Congressional committee decided in favor of Rutherford B. Hayes .

For the next two years Grant, with his wife and son Jesse, toured Europe and Asia.

He returned home with many gifts, but his money was nearly gone. In 1880 the

Republicans tried to have him nominated for a third term, but the Democrats prevailed and

nominated James A. Garfield(Ulysses S. Grant 2). Grant, however, was still the people’s

hero, and his friends raised a large fund for him by popular subscription. Grant went to

New York City and bought a house with the money.

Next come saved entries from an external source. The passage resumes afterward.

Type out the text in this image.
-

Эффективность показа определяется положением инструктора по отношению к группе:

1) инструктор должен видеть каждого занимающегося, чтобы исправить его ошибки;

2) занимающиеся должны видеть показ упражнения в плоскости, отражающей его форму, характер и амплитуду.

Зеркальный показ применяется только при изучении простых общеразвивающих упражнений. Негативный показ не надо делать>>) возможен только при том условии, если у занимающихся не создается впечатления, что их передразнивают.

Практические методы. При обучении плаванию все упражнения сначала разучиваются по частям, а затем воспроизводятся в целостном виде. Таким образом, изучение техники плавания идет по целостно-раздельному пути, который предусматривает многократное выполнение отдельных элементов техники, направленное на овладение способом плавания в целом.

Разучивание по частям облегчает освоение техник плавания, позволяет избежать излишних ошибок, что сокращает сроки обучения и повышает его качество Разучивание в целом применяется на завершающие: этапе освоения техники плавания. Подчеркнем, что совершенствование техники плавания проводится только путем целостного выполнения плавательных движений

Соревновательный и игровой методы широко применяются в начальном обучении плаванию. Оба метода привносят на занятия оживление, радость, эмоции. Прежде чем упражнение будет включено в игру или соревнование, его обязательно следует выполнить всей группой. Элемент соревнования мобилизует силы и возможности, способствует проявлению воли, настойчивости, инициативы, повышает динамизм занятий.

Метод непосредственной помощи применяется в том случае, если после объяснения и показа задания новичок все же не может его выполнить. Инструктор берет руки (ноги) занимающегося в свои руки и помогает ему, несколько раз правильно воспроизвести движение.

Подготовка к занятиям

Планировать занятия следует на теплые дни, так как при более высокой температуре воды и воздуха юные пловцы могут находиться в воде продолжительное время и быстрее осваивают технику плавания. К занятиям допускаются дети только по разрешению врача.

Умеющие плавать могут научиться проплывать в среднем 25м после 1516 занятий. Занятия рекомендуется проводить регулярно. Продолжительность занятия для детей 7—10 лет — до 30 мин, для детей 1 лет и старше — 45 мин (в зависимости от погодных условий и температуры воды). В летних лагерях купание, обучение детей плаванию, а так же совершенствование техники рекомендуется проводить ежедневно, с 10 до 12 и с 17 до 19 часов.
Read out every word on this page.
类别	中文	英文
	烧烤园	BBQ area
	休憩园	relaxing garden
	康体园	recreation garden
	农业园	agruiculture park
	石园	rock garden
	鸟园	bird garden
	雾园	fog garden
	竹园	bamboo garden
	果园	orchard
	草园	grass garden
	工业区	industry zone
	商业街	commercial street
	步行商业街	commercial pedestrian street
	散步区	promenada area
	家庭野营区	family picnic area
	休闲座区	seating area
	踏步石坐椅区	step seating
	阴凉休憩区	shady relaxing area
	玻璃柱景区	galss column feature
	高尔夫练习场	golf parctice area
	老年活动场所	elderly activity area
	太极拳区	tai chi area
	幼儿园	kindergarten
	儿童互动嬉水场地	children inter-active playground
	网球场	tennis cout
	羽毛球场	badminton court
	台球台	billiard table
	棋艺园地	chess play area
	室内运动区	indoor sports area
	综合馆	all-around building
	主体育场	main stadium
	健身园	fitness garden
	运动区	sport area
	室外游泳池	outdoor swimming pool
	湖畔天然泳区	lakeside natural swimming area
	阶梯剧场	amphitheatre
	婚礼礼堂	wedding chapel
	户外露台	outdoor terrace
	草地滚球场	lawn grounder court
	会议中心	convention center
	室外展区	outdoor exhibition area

Grant’s children had become adults and been successful in living their lives. Nellie,

had been married at the White House to a wealthy Englishman. Frederick was a lieutenant

colonel in the army, Jesse was a lawyer, and Ulysses, Jr., was in a Wall Street brokerage

firm, Grant and Ward(Ulysses S. Grant 2).

Grant unwisely invested all his money in Grant and Ward. He paid no attention to

its operations, and his son apparently knew little about the business. Ferdinand Ward was

a dishonest speculator. The firm crashed in 1884 and left Grant penniless and

humiliated(Ulysses S. Grant 1). Ward was sent to the state penitentiary.

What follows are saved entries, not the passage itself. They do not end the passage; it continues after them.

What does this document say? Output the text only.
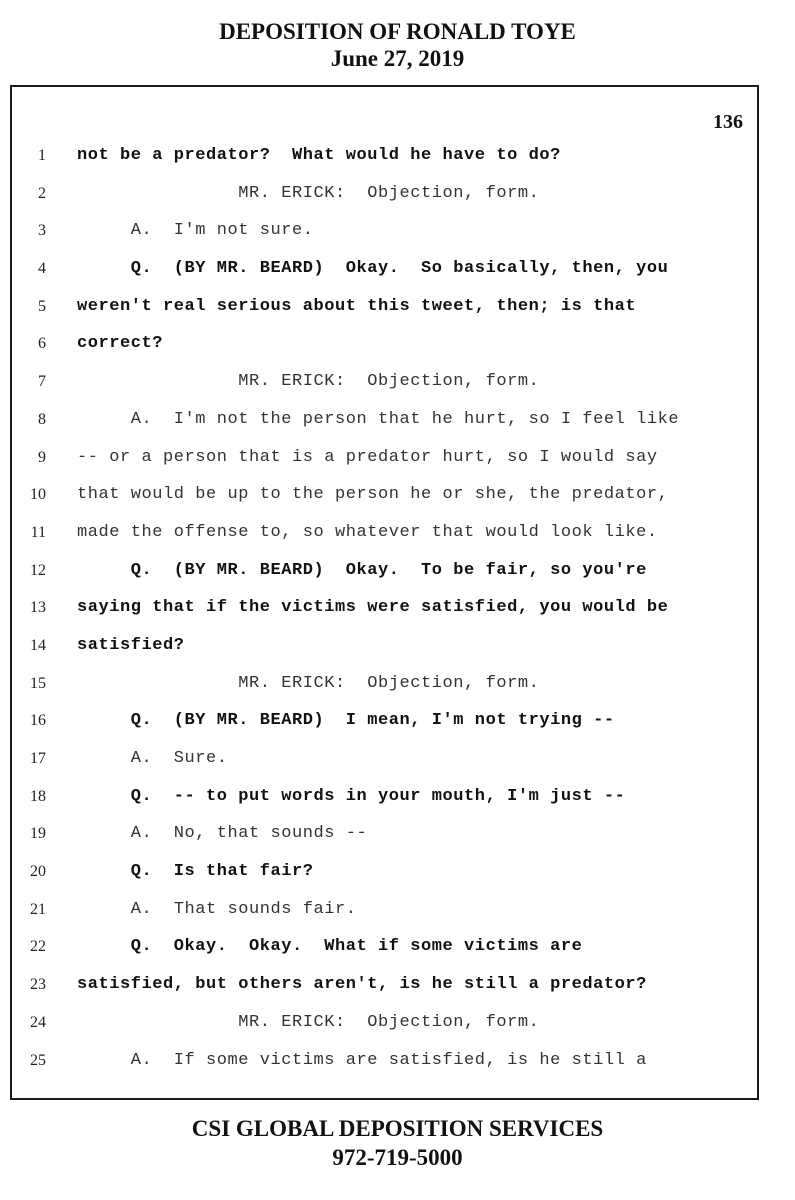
DEPOSITION OF RONALD TOYE
June 27, 2019
136
1 not be a predator?  What would he have to do?
2 MR. ERICK:  Objection, form.
3 A.  I'm not sure.
4 Q.  (BY MR. BEARD)  Okay.  So basically, then, you
5 weren't real serious about this tweet, then; is that
6 correct?
7 MR. ERICK:  Objection, form.
8 A.  I'm not the person that he hurt, so I feel like
9 -- or a person that is a predator hurt, so I would say
10 that would be up to the person he or she, the predator,
11 made the offense to, so whatever that would look like.
12 Q.  (BY MR. BEARD)  Okay.  To be fair, so you're
13 saying that if the victims were satisfied, you would be
14 satisfied?
15 MR. ERICK:  Objection, form.
16 Q.  (BY MR. BEARD)  I mean, I'm not trying --
17 A.  Sure.
18 Q.  -- to put words in your mouth, I'm just --
19 A.  No, that sounds --
20 Q.  Is that fair?
21 A.  That sounds fair.
22 Q.  Okay.  Okay.  What if some victims are
23 satisfied, but others aren't, is he still a predator?
24 MR. ERICK:  Objection, form.
25 A.  If some victims are satisfied, is he still a
CSI GLOBAL DEPOSITION SERVICES
972-719-5000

To earn money, Grant turned to writing. Samuel L. Clemens, better known as

Mark Twain, was then a subscription book publisher. He offered Grant a high royalty for

his memoirs, and in 1885 Grant began to dictate them(Ulysses S. Grant 1). A pain in his

throat was finally diagnosed as cancer, but Grant went on, writing with a pen, to provide

for his wife after he was gone.

In the summer of 1885 Mrs. Grant took her husband to the Adirondacks near

Saratoga. There he finished his `Personal Memoirs’ about a week before he died on July

23(Krick 12). Written frankly, the work ranks high among military biographies. It was so

popular that Mrs. Grant received nearly $450,000 from its sale(Krick 12). A granite tomb

to Grant’s memory was built on Riverside Drive in New York City, in 1959 it became a

national memorial(Krick 45).

Grant’s life was like a roller coster, in the beginning he started low and was

regarded as a failure. He worked his way to the top, became the most honored general in

the U.S., and was elected President of the United States. Then suddenly his life went

downhill, his firm crashed, he developed cancer and died bankrupt.

The Civil War. Videocassettes. PBS. PBS Documentary, date unknown. 6 hours

Krick, Robert. Civil War Chronicles. 1994, 64 pages

“Ulysses S. Grant.” Compton’s Multimedia Encyclopedia. Compton’s. Newsmedia, Inc.,

1994 (1)

“Ulysses S. Grant.” Grolier Multimedia Encyclopedia. Grolier Electronic Publishing Inc.